Well, my attempt to read half a suitcase of books during my holiday did not exactly succeed, however, I did finish Barbara Kingsolver’s The Lacuna whilst I was away, so that was something. And glad I did too, a really great book. I really enjoyed The Poisonwood Bible when I read it a few years ago and I’d had my eye on The Lacuna as soon as it came out in its pretty hardback form. Our narrator Harrison Shepard begins with his experiences growing up with his flapper mum who’s run away to Mexico with her latest boyfriend, all the way through to his later life. The reader meets famous figures like Frida Kahlo and Trotsky along the way. For me, it was a wonderful blend of history, fiction and the arts. I really enjoyed the creative imaginings of the personalities of Kahlo and Trotsky and the way this fitted into the historical events of 30s and 40s America.

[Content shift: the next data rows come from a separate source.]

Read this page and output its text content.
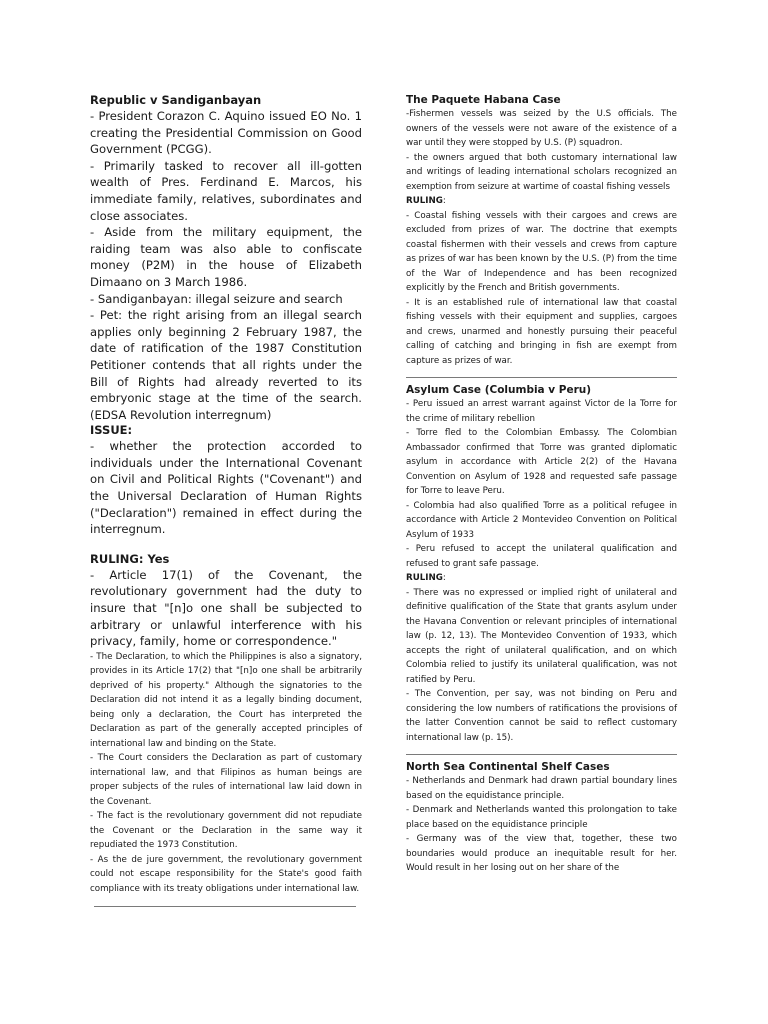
Republic v Sandiganbayan

- President Corazon C. Aquino issued EO No. 1 creating the Presidential Commission on Good Government (PCGG).

- Primarily tasked to recover all ill-gotten wealth of Pres. Ferdinand E. Marcos, his immediate family, relatives, subordinates and close associates.

- Aside from the military equipment, the raiding team was also able to confiscate money (P2M) in the house of Elizabeth Dimaano on 3 March 1986.

- Sandiganbayan: illegal seizure and search

- Pet: the right arising from an illegal search applies only beginning 2 February 1987, the date of ratification of the 1987 Constitution Petitioner contends that all rights under the Bill of Rights had already reverted to its embryonic stage at the time of the search. (EDSA Revolution interregnum)

ISSUE:

- whether the protection accorded to individuals under the International Covenant on Civil and Political Rights ("Covenant") and the Universal Declaration of Human Rights ("Declaration") remained in effect during the interregnum.

RULING: Yes

- Article 17(1) of the Covenant, the revolutionary government had the duty to insure that "[n]o one shall be subjected to arbitrary or unlawful interference with his privacy, family, home or correspondence."

- The Declaration, to which the Philippines is also a signatory, provides in its Article 17(2) that "[n]o one shall be arbitrarily deprived of his property." Although the signatories to the Declaration did not intend it as a legally binding document, being only a declaration, the Court has interpreted the Declaration as part of the generally accepted principles of international law and binding on the State.

- The Court considers the Declaration as part of customary international law, and that Filipinos as human beings are proper subjects of the rules of international law laid down in the Covenant.

- The fact is the revolutionary government did not repudiate the Covenant or the Declaration in the same way it repudiated the 1973 Constitution.

- As the de jure government, the revolutionary government could not escape responsibility for the State's good faith compliance with its treaty obligations under international law.

The Paquete Habana Case

-Fishermen vessels was seized by the U.S officials. The owners of the vessels were not aware of the existence of a war until they were stopped by U.S. (P) squadron.

- the owners argued that both customary international law and writings of leading international scholars recognized an exemption from seizure at wartime of coastal fishing vessels

RULING:

- Coastal fishing vessels with their cargoes and crews are excluded from prizes of war. The doctrine that exempts coastal fishermen with their vessels and crews from capture as prizes of war has been known by the U.S. (P) from the time of the War of Independence and has been recognized explicitly by the French and British governments.

- It is an established rule of international law that coastal fishing vessels with their equipment and supplies, cargoes and crews, unarmed and honestly pursuing their peaceful calling of catching and bringing in fish are exempt from capture as prizes of war.

Asylum Case (Columbia v Peru)

- Peru issued an arrest warrant against Victor de la Torre for the crime of military rebellion

- Torre fled to the Colombian Embassy. The Colombian Ambassador confirmed that Torre was granted diplomatic asylum in accordance with Article 2(2) of the Havana Convention on Asylum of 1928 and requested safe passage for Torre to leave Peru.

- Colombia had also qualified Torre as a political refugee in accordance with Article 2 Montevideo Convention on Political Asylum of 1933

- Peru refused to accept the unilateral qualification and refused to grant safe passage.

RULING:

- There was no expressed or implied right of unilateral and definitive qualification of the State that grants asylum under the Havana Convention or relevant principles of international law (p. 12, 13). The Montevideo Convention of 1933, which accepts the right of unilateral qualification, and on which Colombia relied to justify its unilateral qualification, was not ratified by Peru.

- The Convention, per say, was not binding on Peru and considering the low numbers of ratifications the provisions of the latter Convention cannot be said to reflect customary international law (p. 15).

North Sea Continental Shelf Cases

- Netherlands and Denmark had drawn partial boundary lines based on the equidistance principle.

- Denmark and Netherlands wanted this prolongation to take place based on the equidistance principle

- Germany was of the view that, together, these two boundaries would produce an inequitable result for her. Would result in her losing out on her share of the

The method by which the story is told – in fragments, using the narrator’s diary and letters – was particularly good. It’s not a new technique sure, but it felt innovative nonetheless. It’s a bit of a slow burner; not as gripping as some novels, but I was intrigued all the way through, and the end was particularly engrossing. For someone who’s only been alive for the last quarter century, the light it shed on the political climate of post-war America, in regards to the huge backlash against communism and the actions of the Committee for Un-American Activities, was fascinating.